Decomposition, or breaking down the threat model by features, opens up the opportunity for the threat model to be reused as a dependency for other workload features that use the same components.
By considering threat mitigations for each component this means that, at the overall workload level a single threat may have multiple mitigations, resulting in an improved resilience against those threats.
Issues with a single threat model, for example a critical threat that is not yet mitigated, do not become launch-blocking for the entire workload, but rather just for the individual feature.
Aligning the boundaries of a threat model with the scope of each team meant that the team considered components built by other teams within Red Hat OpenShift Streams for Apache Kafka as “external systems” that needed to be protected against, meaning that the natural inter-team communication difficulties were well examined by the threat models.
At the start of each threat model the product security team was given a full overview of the feature/component and had the opportunity to guide the engineers on what Red Hat would consider to be a secure footprint for a Red Hat managed offering.

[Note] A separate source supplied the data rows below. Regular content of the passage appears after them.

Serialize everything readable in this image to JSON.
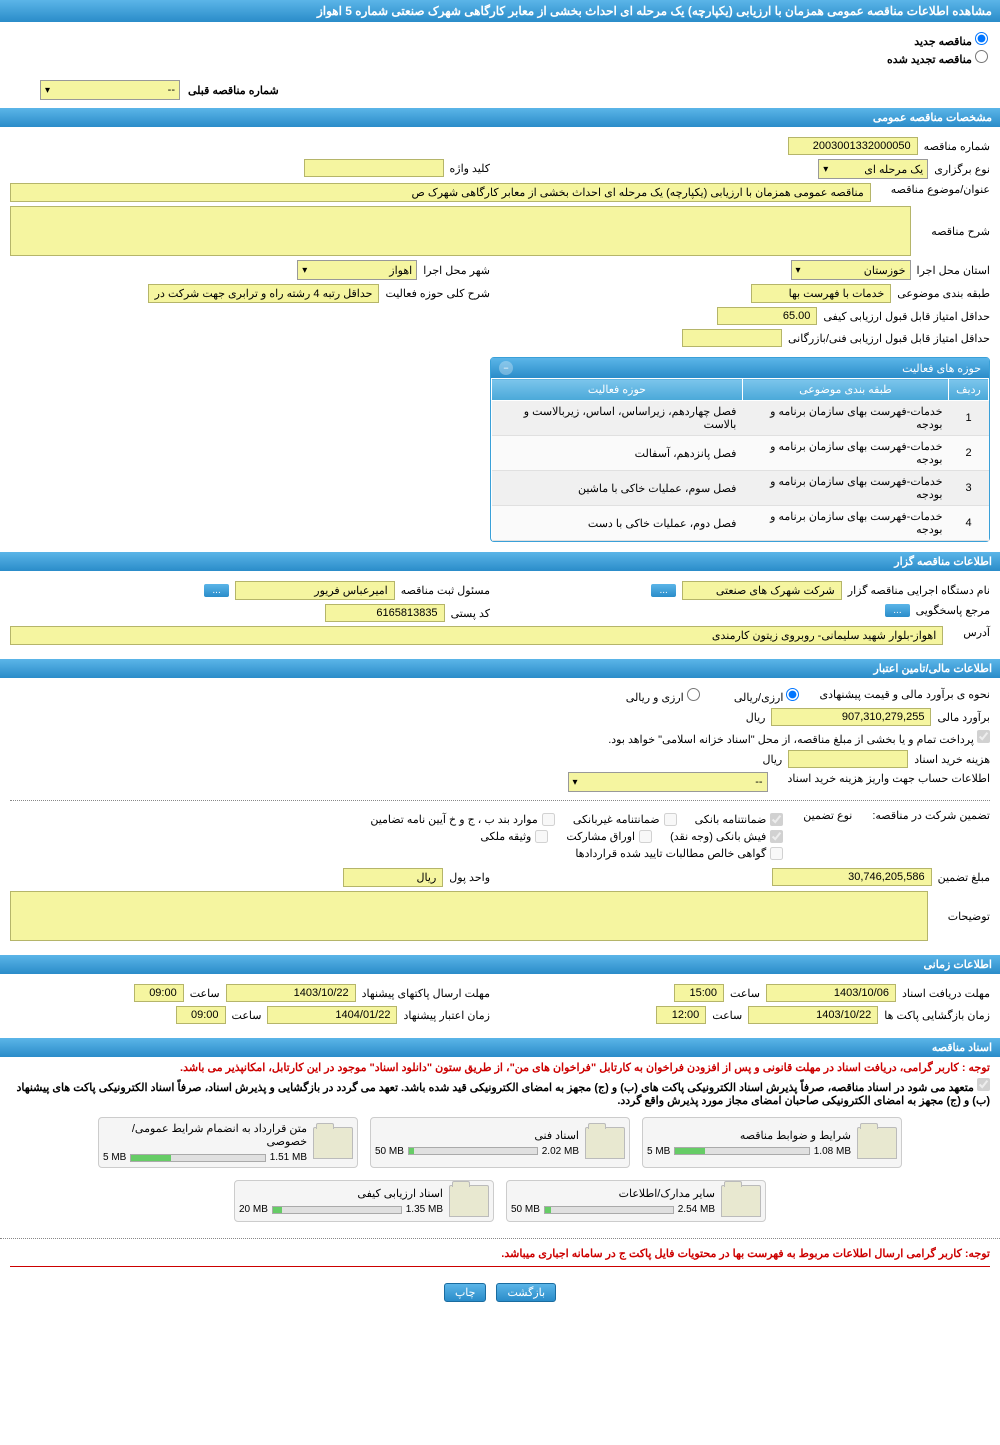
{
  "header": {
    "title": "مشاهده اطلاعات مناقصه عمومی همزمان با ارزیابی (یکپارچه) یک مرحله ای احداث بخشی از معابر کارگاهی شهرک صنعتی شماره 5 اهواز"
  },
  "topRadios": {
    "new_label": "مناقصه جدید",
    "renewed_label": "مناقصه تجدید شده"
  },
  "prevTender": {
    "label": "شماره مناقصه قبلی",
    "value": "--"
  },
  "sections": {
    "general": {
      "title": "مشخصات مناقصه عمومی",
      "tender_no_label": "شماره مناقصه",
      "tender_no": "2003001332000050",
      "type_label": "نوع برگزاری",
      "type_value": "یک مرحله ای",
      "keyword_label": "کلید واژه",
      "keyword_value": "",
      "subject_label": "عنوان/موضوع مناقصه",
      "subject_value": "مناقصه عمومی همزمان با ارزیابی (یکپارچه) یک مرحله ای احداث بخشی از معابر کارگاهی شهرک ص",
      "desc_label": "شرح مناقصه",
      "desc_value": "",
      "province_label": "استان محل اجرا",
      "province_value": "خوزستان",
      "city_label": "شهر محل اجرا",
      "city_value": "اهواز",
      "category_label": "طبقه بندی موضوعی",
      "category_value": "خدمات با فهرست بها",
      "activity_scope_label": "شرح کلی حوزه فعالیت",
      "activity_scope_value": "حداقل رتبه 4 رشته راه و ترابری جهت شرکت در",
      "min_quality_label": "حداقل امتیاز قابل قبول ارزیابی کیفی",
      "min_quality_value": "65.00",
      "min_tech_label": "حداقل امتیاز قابل قبول ارزیابی فنی/بازرگانی",
      "min_tech_value": ""
    },
    "activities": {
      "panel_title": "حوزه های فعالیت",
      "col_row": "ردیف",
      "col_category": "طبقه بندی موضوعی",
      "col_scope": "حوزه فعالیت",
      "rows": [
        {
          "n": "1",
          "cat": "خدمات-فهرست بهای سازمان برنامه و بودجه",
          "scope": "فصل چهاردهم، زیراساس، اساس، زیربالاست  و  بالاست"
        },
        {
          "n": "2",
          "cat": "خدمات-فهرست بهای سازمان برنامه و بودجه",
          "scope": "فصل پانزدهم، آسفالت"
        },
        {
          "n": "3",
          "cat": "خدمات-فهرست بهای سازمان برنامه و بودجه",
          "scope": "فصل سوم، عملیات خاکی با ماشین"
        },
        {
          "n": "4",
          "cat": "خدمات-فهرست بهای سازمان برنامه و بودجه",
          "scope": "فصل دوم، عملیات خاکی با دست"
        }
      ]
    },
    "tenderer": {
      "title": "اطلاعات مناقصه گزار",
      "exec_label": "نام دستگاه اجرایی مناقصه گزار",
      "exec_value": "شرکت شهرک های صنعتی",
      "reg_manager_label": "مسئول ثبت مناقصه",
      "reg_manager_value": "امیرعباس فریور",
      "responder_label": "مرجع پاسخگویی",
      "postal_label": "کد پستی",
      "postal_value": "6165813835",
      "address_label": "آدرس",
      "address_value": "اهواز-بلوار شهید سلیمانی- روبروی زیتون کارمندی",
      "more_btn": "..."
    },
    "financial": {
      "title": "اطلاعات مالی/تامین اعتبار",
      "estimate_mode_label": "نحوه ی برآورد مالی و قیمت پیشنهادی",
      "mode_rial": "ارزی/ریالی",
      "mode_both": "ارزی و ریالی",
      "estimate_label": "برآورد مالی",
      "estimate_value": "907,310,279,255",
      "rial": "ریال",
      "payment_note": "پرداخت تمام و یا بخشی از مبلغ مناقصه، از محل \"اسناد خزانه اسلامی\" خواهد بود.",
      "buy_cost_label": "هزینه خرید اسناد",
      "buy_cost_value": "",
      "deposit_info_label": "اطلاعات حساب جهت واریز هزینه خرید اسناد",
      "deposit_info_value": "--",
      "guarantee_label": "تضمین شرکت در مناقصه:",
      "guarantee_type_label": "نوع تضمین",
      "cb_bank_guarantee": "ضمانتنامه بانکی",
      "cb_nonbank_guarantee": "ضمانتنامه غیربانکی",
      "cb_items_bj": "موارد بند ب ، ج و خ آیین نامه تضامین",
      "cb_cash": "فیش بانکی (وجه نقد)",
      "cb_participation": "اوراق مشارکت",
      "cb_property": "وثیقه ملکی",
      "cb_claims": "گواهی خالص مطالبات تایید شده قراردادها",
      "guarantee_amount_label": "مبلغ تضمین",
      "guarantee_amount_value": "30,746,205,586",
      "currency_unit_label": "واحد پول",
      "currency_unit_value": "ریال",
      "explanation_label": "توضیحات",
      "explanation_value": ""
    },
    "timing": {
      "title": "اطلاعات زمانی",
      "receive_deadline_label": "مهلت دریافت اسناد",
      "receive_date": "1403/10/06",
      "receive_time": "15:00",
      "send_deadline_label": "مهلت ارسال پاکتهای پیشنهاد",
      "send_date": "1403/10/22",
      "send_time": "09:00",
      "opening_label": "زمان بازگشایی پاکت ها",
      "opening_date": "1403/10/22",
      "opening_time": "12:00",
      "validity_label": "زمان اعتبار پیشنهاد",
      "validity_date": "1404/01/22",
      "validity_time": "09:00",
      "time_lbl": "ساعت"
    },
    "docs": {
      "title": "اسناد مناقصه",
      "note1": "توجه : کاربر گرامی، دریافت اسناد در مهلت قانونی و پس از افزودن فراخوان به کارتابل \"فراخوان های من\"، از طریق ستون \"دانلود اسناد\" موجود در این کارتابل، امکانپذیر می باشد.",
      "note2": "متعهد می شود در اسناد مناقصه، صرفاً پذیرش اسناد الکترونیکی پاکت های (ب) و (ج) مجهز به امضای الکترونیکی قید شده باشد. تعهد می گردد در بازگشایی و پذیرش اسناد، صرفاً اسناد الکترونیکی پاکت های پیشنهاد (ب) و (ج) مجهز به امضای الکترونیکی صاحبان امضای مجاز مورد پذیرش واقع گردد.",
      "files": [
        {
          "title": "شرایط و ضوابط مناقصه",
          "used": "1.08 MB",
          "total": "5 MB",
          "pct": 22
        },
        {
          "title": "اسناد فنی",
          "used": "2.02 MB",
          "total": "50 MB",
          "pct": 4
        },
        {
          "title": "متن قرارداد به انضمام شرایط عمومی/خصوصی",
          "used": "1.51 MB",
          "total": "5 MB",
          "pct": 30
        },
        {
          "title": "سایر مدارک/اطلاعات",
          "used": "2.54 MB",
          "total": "50 MB",
          "pct": 5
        },
        {
          "title": "اسناد ارزیابی کیفی",
          "used": "1.35 MB",
          "total": "20 MB",
          "pct": 7
        }
      ],
      "note3": "توجه: کاربر گرامی ارسال اطلاعات مربوط به فهرست بها در محتویات فایل پاکت ج در سامانه اجباری میباشد."
    }
  },
  "footer": {
    "back": "بازگشت",
    "print": "چاپ"
  }
}
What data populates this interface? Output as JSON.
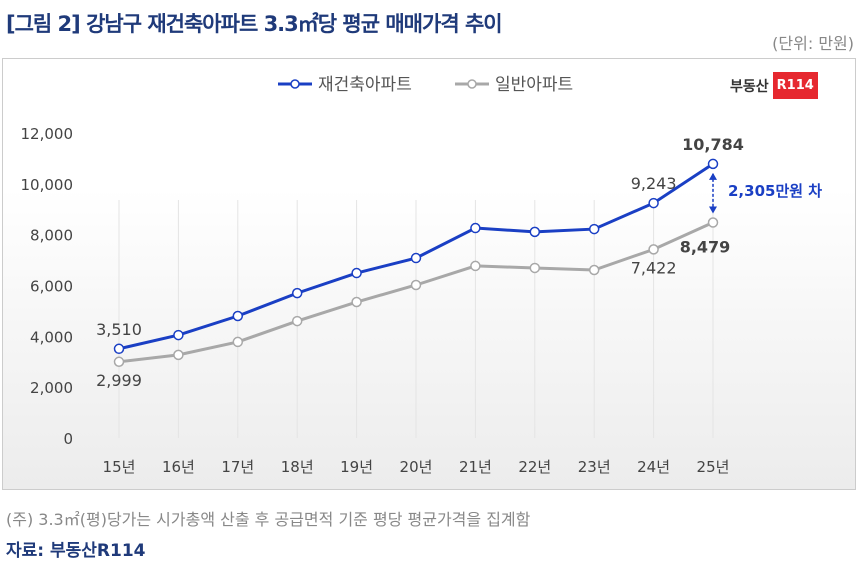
{
  "title": "[그림 2] 강남구 재건축아파트 3.3㎡당 평균 매매가격 추이",
  "unit": "(단위: 만원)",
  "logo": {
    "text": "부동산",
    "badge": "R114"
  },
  "note": "(주) 3.3㎡(평)당가는 시가총액 산출 후 공급면적 기준 평당 평균가격을 집계함",
  "source": "자료: 부동산R114",
  "chart_data": {
    "type": "line",
    "categories": [
      "15년",
      "16년",
      "17년",
      "18년",
      "19년",
      "20년",
      "21년",
      "22년",
      "23년",
      "24년",
      "25년"
    ],
    "ylim": [
      0,
      12000
    ],
    "yticks": [
      "0",
      "2,000",
      "4,000",
      "6,000",
      "8,000",
      "10,000",
      "12,000"
    ],
    "legend": "top-center",
    "series": [
      {
        "name": "재건축아파트",
        "color": "#1a3fc4",
        "values": [
          3510,
          4050,
          4800,
          5700,
          6490,
          7080,
          8260,
          8110,
          8220,
          9243,
          10784
        ],
        "labels": {
          "0": "3,510",
          "9": "9,243",
          "10": "10,784"
        }
      },
      {
        "name": "일반아파트",
        "color": "#a8a8a8",
        "values": [
          2999,
          3270,
          3780,
          4600,
          5350,
          6020,
          6770,
          6690,
          6610,
          7422,
          8479
        ],
        "labels": {
          "0": "2,999",
          "9": "7,422",
          "10": "8,479"
        }
      }
    ],
    "annotation": "2,305만원 차"
  }
}
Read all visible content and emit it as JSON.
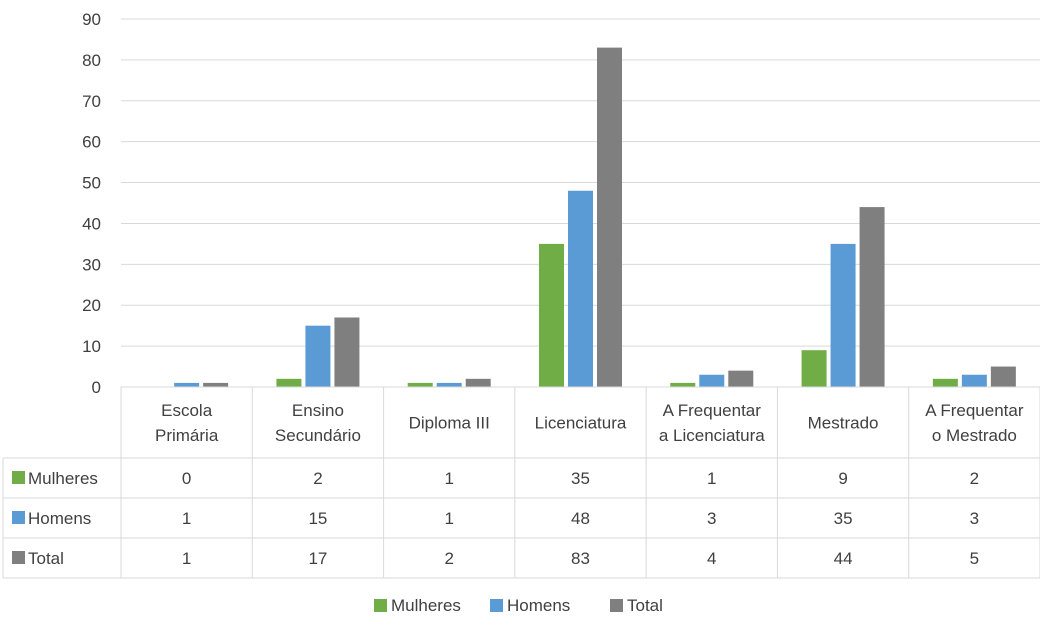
{
  "chart_data": {
    "type": "bar",
    "title": "",
    "xlabel": "",
    "ylabel": "",
    "ylim": [
      0,
      90
    ],
    "yticks": [
      0,
      10,
      20,
      30,
      40,
      50,
      60,
      70,
      80,
      90
    ],
    "grid": true,
    "legend_position": "bottom",
    "data_table": true,
    "categories": [
      [
        "Escola",
        "Primária"
      ],
      [
        "Ensino",
        "Secundário"
      ],
      [
        "Diploma III"
      ],
      [
        "Licenciatura"
      ],
      [
        "A Frequentar",
        "a Licenciatura"
      ],
      [
        "Mestrado"
      ],
      [
        "A Frequentar",
        "o Mestrado"
      ]
    ],
    "series": [
      {
        "name": "Mulheres",
        "color": "#70ad47",
        "values": [
          0,
          2,
          1,
          35,
          1,
          9,
          2
        ]
      },
      {
        "name": "Homens",
        "color": "#5b9bd5",
        "values": [
          1,
          15,
          1,
          48,
          3,
          35,
          3
        ]
      },
      {
        "name": "Total",
        "color": "#7f7f7f",
        "values": [
          1,
          17,
          2,
          83,
          4,
          44,
          5
        ]
      }
    ]
  }
}
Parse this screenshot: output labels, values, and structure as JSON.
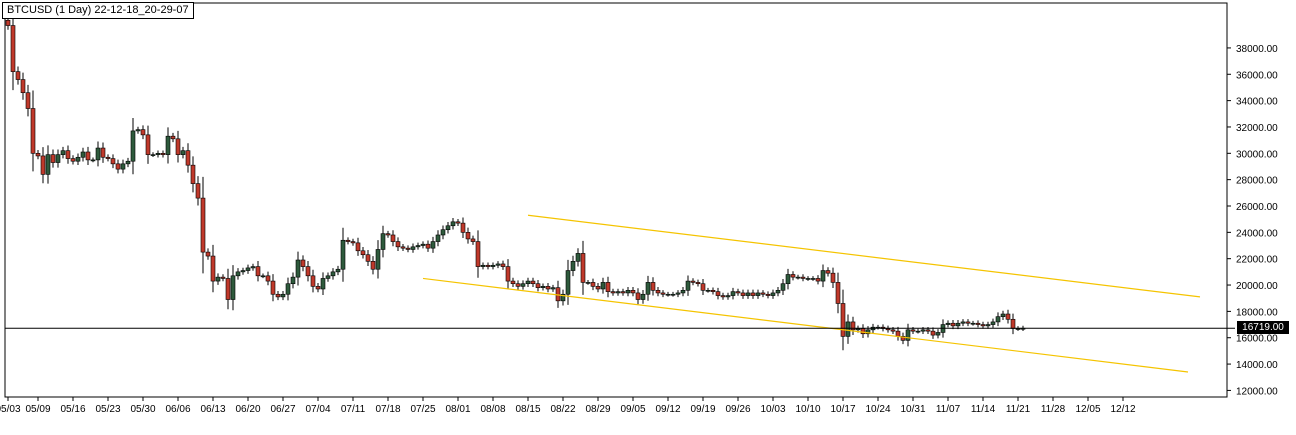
{
  "window": {
    "title": "BTCUSD (1 Day) 22-12-18_20-29-07"
  },
  "colors": {
    "background": "#ffffff",
    "up_candle": "#2e5a3c",
    "down_candle": "#c0392b",
    "channel": "#f5c400",
    "current_price_line": "#000000"
  },
  "chart_data": {
    "type": "candlestick",
    "title": "BTCUSD (1 Day) 22-12-18_20-29-07",
    "symbol": "BTCUSD",
    "timeframe": "1 Day",
    "current_price": 16719.0,
    "current_price_label": "16719.00",
    "ylim": [
      11500,
      40500
    ],
    "y_ticks": [
      12000,
      14000,
      16000,
      18000,
      20000,
      22000,
      24000,
      26000,
      28000,
      30000,
      32000,
      34000,
      36000,
      38000
    ],
    "y_tick_labels": [
      "12000.00",
      "14000.00",
      "16000.00",
      "18000.00",
      "20000.00",
      "22000.00",
      "24000.00",
      "26000.00",
      "28000.00",
      "30000.00",
      "32000.00",
      "34000.00",
      "36000.00",
      "38000.00"
    ],
    "x_tick_labels": [
      "05/03",
      "05/09",
      "05/16",
      "05/23",
      "05/30",
      "06/06",
      "06/13",
      "06/20",
      "06/27",
      "07/04",
      "07/11",
      "07/18",
      "07/25",
      "08/01",
      "08/08",
      "08/15",
      "08/22",
      "08/29",
      "09/05",
      "09/12",
      "09/19",
      "09/26",
      "10/03",
      "10/10",
      "10/17",
      "10/24",
      "10/31",
      "11/07",
      "11/14",
      "11/21",
      "11/28",
      "12/05",
      "12/12"
    ],
    "start_date": "05/03",
    "closes": [
      39700,
      36200,
      35600,
      34600,
      33400,
      30000,
      29800,
      28400,
      29900,
      29300,
      29900,
      30200,
      29600,
      29400,
      29700,
      30100,
      29500,
      29500,
      30400,
      29700,
      29600,
      29200,
      28800,
      29200,
      29400,
      31700,
      31800,
      31400,
      29900,
      29900,
      30000,
      29900,
      31300,
      31100,
      29900,
      30200,
      29100,
      27700,
      26600,
      22500,
      22200,
      20300,
      20600,
      20500,
      18900,
      20700,
      21000,
      21100,
      21300,
      21400,
      20700,
      20700,
      20300,
      19300,
      19100,
      19300,
      20100,
      20600,
      21900,
      21400,
      20700,
      19900,
      19700,
      20500,
      20700,
      21000,
      21200,
      23400,
      23300,
      23200,
      22600,
      22300,
      21800,
      21200,
      22700,
      23900,
      23800,
      23300,
      22900,
      22800,
      22700,
      22900,
      23000,
      23100,
      22800,
      23300,
      23800,
      24200,
      24500,
      24800,
      24700,
      24000,
      23500,
      23300,
      21400,
      21500,
      21400,
      21500,
      21600,
      21400,
      20300,
      20100,
      19900,
      20100,
      20300,
      20100,
      19800,
      19900,
      19700,
      19800,
      18800,
      19300,
      21100,
      21800,
      22400,
      20200,
      20200,
      19900,
      19700,
      20200,
      19500,
      19400,
      19500,
      19400,
      19600,
      19400,
      18900,
      19300,
      20200,
      19600,
      19400,
      19300,
      19300,
      19300,
      19400,
      19600,
      20300,
      20200,
      20100,
      19600,
      19600,
      19500,
      19200,
      19100,
      19200,
      19500,
      19400,
      19200,
      19400,
      19200,
      19400,
      19300,
      19200,
      19400,
      19600,
      20100,
      20800,
      20600,
      20600,
      20500,
      20500,
      20500,
      20300,
      21100,
      20900,
      20200,
      18600,
      16100,
      17200,
      16600,
      16700,
      16300,
      16600,
      16800,
      16800,
      16700,
      16600,
      16500,
      16100,
      15800,
      16600,
      16500,
      16500,
      16600,
      16500,
      16200,
      16400,
      17000,
      17100,
      16900,
      17100,
      17200,
      17100,
      17100,
      17000,
      16900,
      17000,
      17200,
      17600,
      17800,
      17400,
      16700,
      16700,
      16719
    ],
    "channel_upper": {
      "from": {
        "date": "08/15",
        "price": 25300
      },
      "to": {
        "date": "after 12/12 (right end)",
        "price": 19100
      }
    },
    "channel_lower": {
      "from": {
        "date": "07/25",
        "price": 20500
      },
      "to": {
        "date": "after 12/12 (right end)",
        "price": 13400
      }
    },
    "grid": false,
    "legend": "none"
  }
}
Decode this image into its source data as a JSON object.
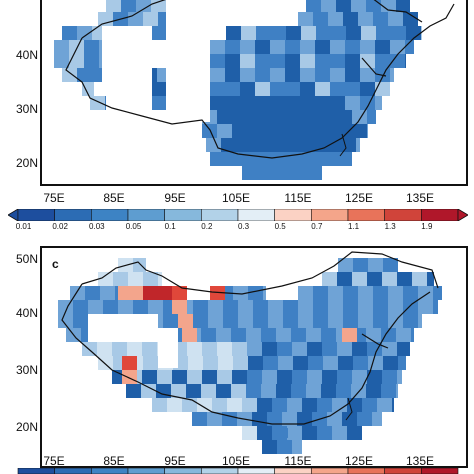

The threat model was jointly completed in an agile manner over a number of weeks, where probing questions were asked of the engineering team and the answers they provided went through a security validation and were assessed against Red Hat’s security standards.
Those that could not be answered satisfactorily were noted as “Potential Flaws” and rated in accordance to the risk against the service. When done successfully, the security validation stage can help account for known and emerging threats and risks.
Once the threat model was near completion it was shared with the wider team for a thorough review, and all team members were invited to add any other potential threats they had perceived.
This type of team effort gives full ownership of the security posture of the service to the development team, with the guidance of the security team.
Red Hat OpenShift Streams for Apache Kafka engineer's experience
“Threat modeling is a great tool for engaging software development teams early in the development cycle. It’s particularly well suited for building services, as it focuses on how data flows between processes and data stores, and on those who interact with the data.
Threat models are created by reasoning about the components that make up your service, locating potential flaws, determining the severity and determining the potential mitigations. Threat models focus on the security of the design (e.g., did you encrypt the data?, did you authorize access to the data? etc.) rather than the implementation (e.g., have you implemented the authorization checks without inadvertently introducing a flaw?).
Threat models have clear and tangible benefits for a product or a service — they provide a list of threats, ranked by severity, that the product team can start to work on and that security analysts can use to test the product prior to release.
Threat models make the development team think carefully about whether their design is secure, and whether changes to the design can mitigate any risks identified. If teams do this early enough (during design and prototyping) then the cost of making changes to the design is normally low.
However, for me, the ‘side effect’ of threat modeling, particularly when done early on, is distinctly more valuable. It makes the development team think about designing secure systems from day one. This means that your system is more secure when it is in production.”